The general secretariat of the PJD held a meeting on Saturday night to discuss the provisional results declared by the Ministry of Interior, which has so far resulted in a victory of 80 seats for the party out of 288 seats.
In an interview with the TV station 2M, Abdelilah Benkirane said that his party “is ready to form coalitions with the parties of the Koutla” (an alliance composed of the Independence Party, the Socialist Union of Popular Forces and the Progress and Socialism Party). He added that “the party remains open to other political parties, save for one political party with which we had big differences”, in a reference to the Party of Authenticity and Modernity (PAM).
Forty-five percent of the 13.4 million eligible voters participated in these elections to choose the 395-seat parliament. For the first time in Morocco’s history, 60 seats were offered to women and 30 seats to young candidates under the age of 40.
Thirty-one parties were competing for the 395 seats in the lower house of parliament, 70 seats more than during the last election in 2007.
The polls were overseen by 4,000 observers, representing international and national bodies.
Following the victory of the PJD in the legislative elections, reactions of Moroccans were mixed between hope for a better future under the upcoming government and fear that the latter would impose a strict moral code on society.
Some people contacted by Morocco World News on Saturday expressed their happiness to see the PJD emerge as the winner of the elections, saying that it was their last hope for Moroccans to dig the country out of the hole in which many years of mismanagement, nepotism and corruption had plunged the country. “It is the lesser of two evils”, said one Moroccan living in the United States, who preferred to speak on the condition of anonymity, adding, that the PJD has a “good reputation among Moroccans for being clean and being composed of highly educated and competent people”.
Conversely, others expressed their fear that the PJD might pose a threat to the modern way of life of Moroccans and their tolerance for other religions.
“I am afraid the PJD is hiding its real agenda and is playing a populist card,” said Houda, a resident from Casablanca who asked that her last name not be given. “What causes great concern for me, is the impact that this election will have on the image of Morocco at the international level, especially on the tourism sector, which is the main source of income of the country,” she added.
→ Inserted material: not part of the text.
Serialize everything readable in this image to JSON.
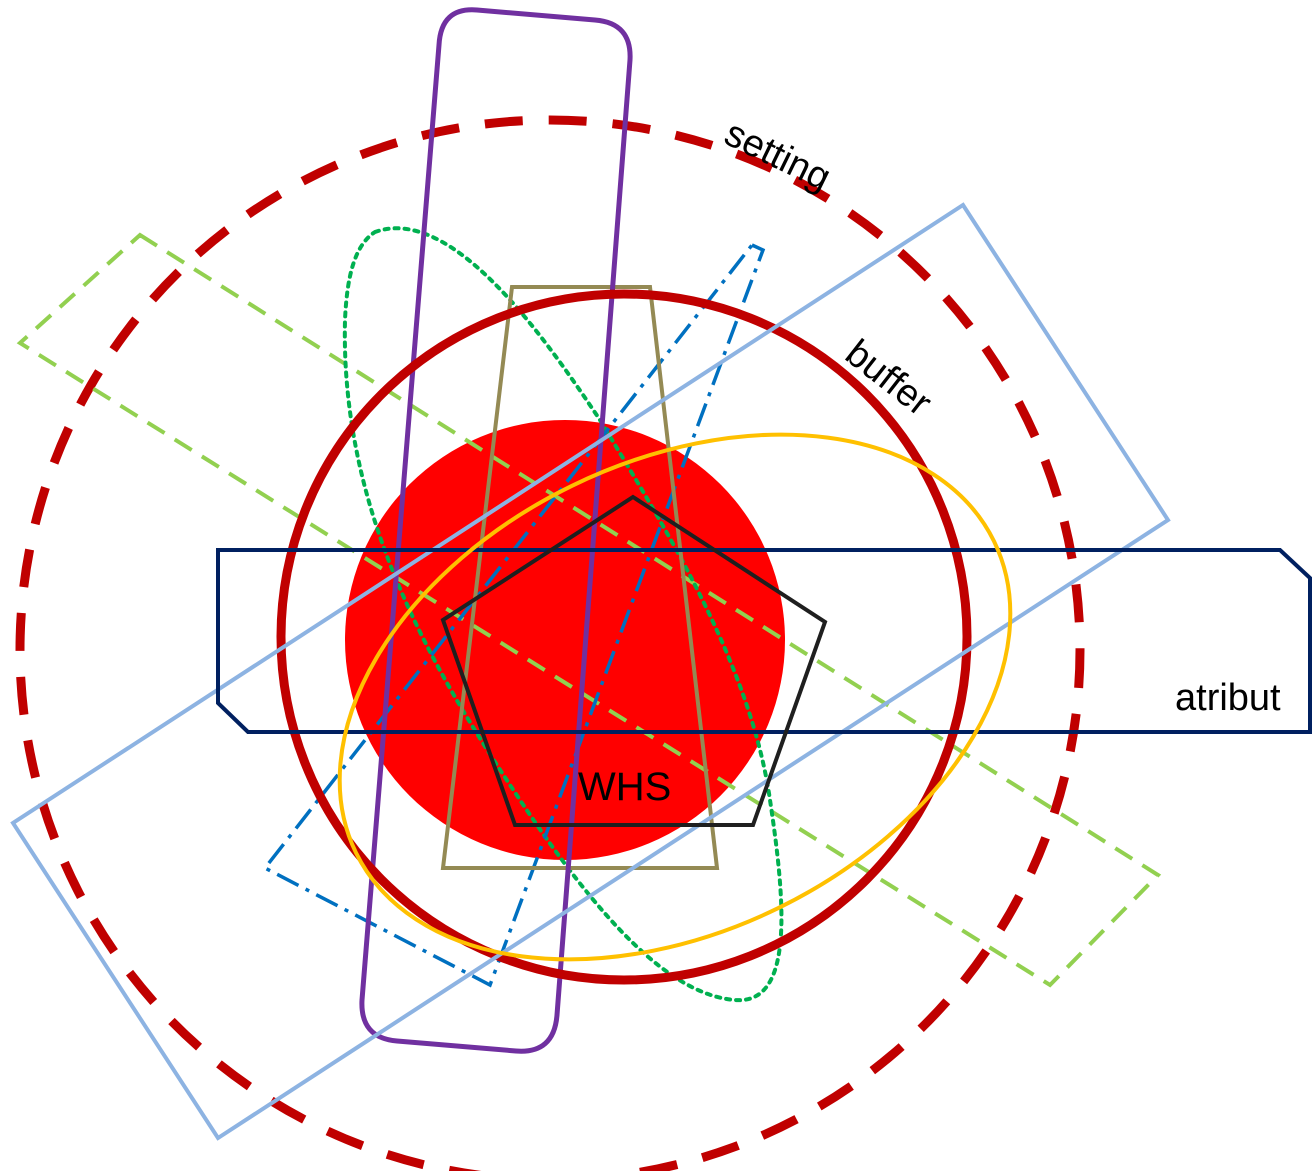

After the announcement of the provisional results of the parliamentary elections, Secretary General of the PJD, Abdelillah Benkirane, told the press, that his party will uphold Morocco’s longstanding relations with the US and the EU. “What we claim, today, is to work together, in a democratic way, within the framework of balanced ties,” he said.
Benkirane also stressed the need for Morocco to further reinforce relations with Arab, African and Muslim countries.